= Puiu Dumitrescu =

Secretary of King Carol II of Romania (King of Romania)

Constantin “Puiu” Dumitrescu was the secretary to King Carol II of Romania.

In the 1920s, while in exile in Paris, Prince Carol hired Dumitrescu as his private secretary. The latter was a law student at the University of Paris; his father, general Constantin Dumitrescu, was in charge of military recruitment at Constanța. Wily and well informed, Puiu quickly earned the prince's confidence. He was convinced that the royal was being persecuted by the old political guard for his modernizing ideas. He sought to rally a large number of politicians and businessmen around his boss, promising rewarding positions at the heights of state and economy. This was the nucleus of an emerging royal camarilla.

Retained after Carol took the throne in 1930, Dumitrescu ended up the second-ranked figure in the camarilla, behind royal mistress Elena Lupescu. He received and send correspondence, and was the king's spokesman in his relations with politicians. An unscrupulous figure, he did not hesitate to obtain from Carol an appointment for his father as inspector general of the Romanian Gendarmerie. An admirer of the Iron Guard, in mid-1933 he successfully advised the king not to dissolve the fascist movement by royal decree, as proposed by foreign minister Nicolae Titulescu.

Dumitrescu's position had become untenable by early 1934. His ambivalent attitude to the assassination of Ion G. Duca and his relations with the Guard convinced the king to heed the request of Lupescu and fire Dumitrescu. Having reached a dizzying level of power and convinced that he was unassailable, the secretary had begun to believe that anything was permitted him.
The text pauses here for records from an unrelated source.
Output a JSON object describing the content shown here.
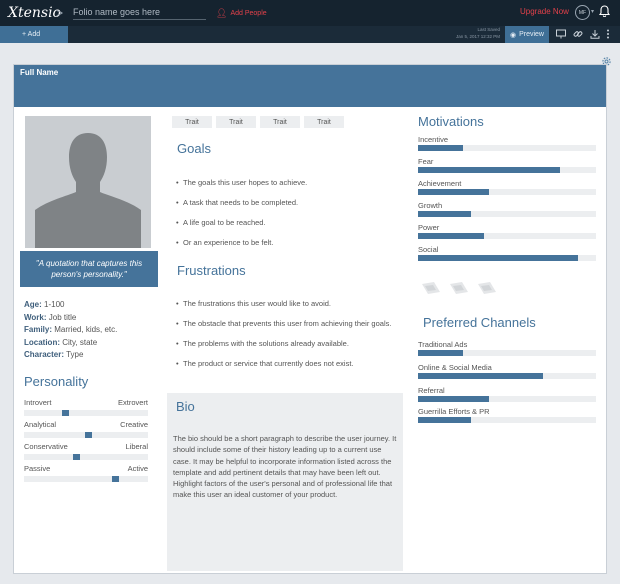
{
  "app": {
    "logo": "Xtensio",
    "breadcrumb_sep": ">",
    "folio_placeholder": "Folio name goes here",
    "add_people": "Add People",
    "upgrade": "Upgrade Now",
    "user_initials": "MF"
  },
  "toolbar": {
    "add_label": "+ Add",
    "last_saved_label": "Last Saved",
    "last_saved_time": "Jan 5, 2017 12:32 PM",
    "preview_label": "Preview"
  },
  "persona": {
    "full_name": "Full Name",
    "quote": "\"A quotation that captures this person's personality.\"",
    "demographics": [
      {
        "label": "Age:",
        "value": "1-100"
      },
      {
        "label": "Work:",
        "value": "Job title"
      },
      {
        "label": "Family:",
        "value": "Married, kids, etc."
      },
      {
        "label": "Location:",
        "value": "City, state"
      },
      {
        "label": "Character:",
        "value": "Type"
      }
    ],
    "traits": [
      "Trait",
      "Trait",
      "Trait",
      "Trait"
    ]
  },
  "personality": {
    "title": "Personality",
    "sliders": [
      {
        "left": "Introvert",
        "right": "Extrovert",
        "value": 0.33
      },
      {
        "left": "Analytical",
        "right": "Creative",
        "value": 0.52
      },
      {
        "left": "Conservative",
        "right": "Liberal",
        "value": 0.42
      },
      {
        "left": "Passive",
        "right": "Active",
        "value": 0.73
      }
    ]
  },
  "goals": {
    "title": "Goals",
    "items": [
      "The goals this user hopes to achieve.",
      "A task that needs to be completed.",
      "A life goal to be reached.",
      "Or an experience to be felt."
    ]
  },
  "frustrations": {
    "title": "Frustrations",
    "items": [
      "The frustrations this user would like to avoid.",
      "The obstacle that prevents this user from achieving their goals.",
      "The problems with the solutions already available.",
      "The product or service that currently does not exist."
    ]
  },
  "bio": {
    "title": "Bio",
    "text": "The bio should be a short paragraph to describe the user journey. It should include some of their history leading up to a current use case. It may be helpful to incorporate information listed across the template and add pertinent details that may have been left out. Highlight factors of the user's personal and of professional life that make this user an ideal customer of your product."
  },
  "motivations": {
    "title": "Motivations",
    "items": [
      {
        "label": "Incentive",
        "value": 0.25
      },
      {
        "label": "Fear",
        "value": 0.8
      },
      {
        "label": "Achievement",
        "value": 0.4
      },
      {
        "label": "Growth",
        "value": 0.3
      },
      {
        "label": "Power",
        "value": 0.37
      },
      {
        "label": "Social",
        "value": 0.9
      }
    ]
  },
  "channels": {
    "title": "Preferred Channels",
    "items": [
      {
        "label": "Traditional Ads",
        "value": 0.25
      },
      {
        "label": "Online & Social Media",
        "value": 0.7
      },
      {
        "label": "Referral",
        "value": 0.4
      },
      {
        "label": "Guerrilla Efforts & PR",
        "value": 0.3
      }
    ]
  },
  "colors": {
    "accent": "#45739a",
    "topbar": "#15232f",
    "alert": "#e2414a",
    "track": "#eceef0"
  }
}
He even told the king that Lupescu, due to her luxurious lifestyle and haughty attitude, was creating a bad image domestically and abroad, and should be sent outside the country for a longer period of time. Moreover, the royal mistress had turned against Dumitrescu in the summer of 1933, when he began an affair with the widow Ella Manu. While Lupescu was on good terms with Dumitrescu's wife Jenny, she feared Manu. Moreover, the king came under pressure from his foreign minister, Titulescu, to fire his secretary.

Thus, in March 1934, Carol dismissed Dumitrescu, asking him to leave Romania. He settled in France, where he avoided politics altogether. All his subsequent efforts to re-enter the king's good graces, including groveling missives, came to nought. In May 1935, Dumitrescu's father was sent to prison for corruption offenses, dying shortly thereafter. His son's request for an autopsy was denied, leading to rumors of poisoning.